Narrator: Mrs. Mary Burleson, Carrizozo,
New Mexico, Age 78.
Our family left West Port Mo.,
which is Kansas City, Mo., now, in April 1865, and arrived in Mora, New Mexico,
in September 1865, we came over the Santa Fe, trail in a prairie schooner drawn
by six oxen and our milk cow for this was the only way we had of bringing our
milk cow with us, we were in a Government Train guarded by soldiers, as the
Indians were on the war-path at that time and were always on the look out for
settlers that were moving out to the west.
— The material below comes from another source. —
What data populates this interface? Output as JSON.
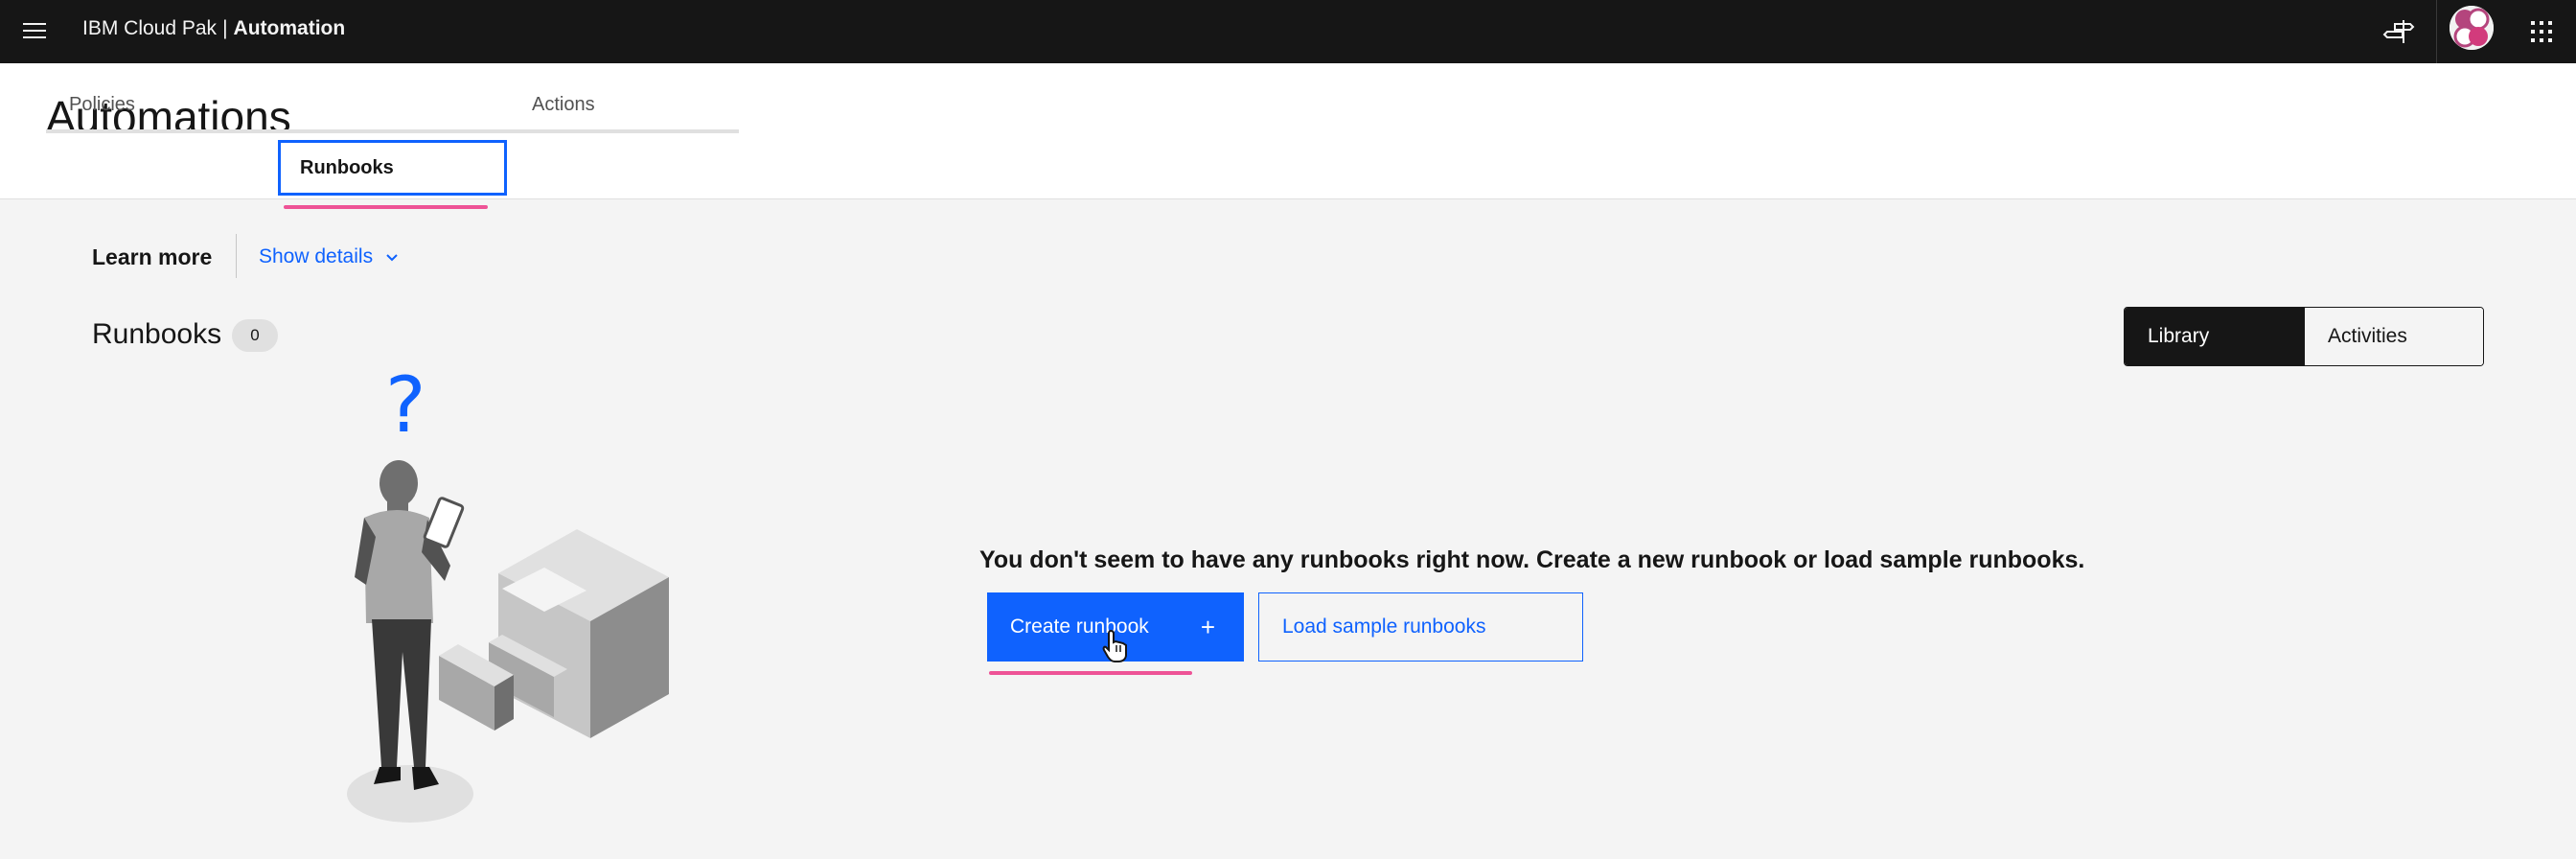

Mr. Boggs, the Foreman of the
Government train told us that there was a band of Indians just ahead of us and
that they had attacked a wagon train, killed all the people, stole the horses
and food and burned the wagons. The Government train that we were with was
hauling supplies to Fort Union and Fort
Craig. In tho'se days the
Indians used to hold up the stage coaches kill the drivers and all the people
and take the horses. Sometimes they would burn the coaches and mail and then
again they would leave everything and just take the horses.
We came by way of the Raton Pass
and left the Government train there. Mr. Tipton and some friends met us there
and escorted us to Mora, New Mexico, for the
Indians were bad in New Mexico
in those days. We saw many large herds of buffalo on our trip. It rained a lot
that summer and we had no hardships as to feed and water. It took us from April
to September. I remember the great event in our home was the arrival of the St.
Louis Globe Democrat and when it came all the neighbors would come to our house
and my father would read the paper to them by candle-light. We made all our own
candles in those days. Sometimes it happened that we would not get the paper on
time and then we would hear that the Indians had held up a stage coach and
burned the mail. How we would miss the paper. My father took this same paper
for 50 years. There were no schools much in tho'se days. Sometimes a teacher
was hired by private subscription and all the children in a neighborhood would
go to school and often the children would know as much as the teacher.
I was married to Mr. Pete Burleson
July 21, 1878. My husband was sheriff in Colfax County
for four years. He hanged the first man by law in New Mexico in the year of 1878, at Cimarron
Colfax Co., N.Mex. He had the chaplain come from Fort Union
and offer a prayer for the prisoner. He was a negro and was sentenced to be
hung for killing a white man and
his son 12 years old.
We came to Lincoln
County
in 1890. We lived at the V Ranche where Mr. Burleson was foreman for several
years. Then we moved to Lincoln, New Mexico, where my husband was deputy
sheriff for years. He drove the second spike on the Santa Fe Railroad when it
crossed the line from Colorado into New Mexico.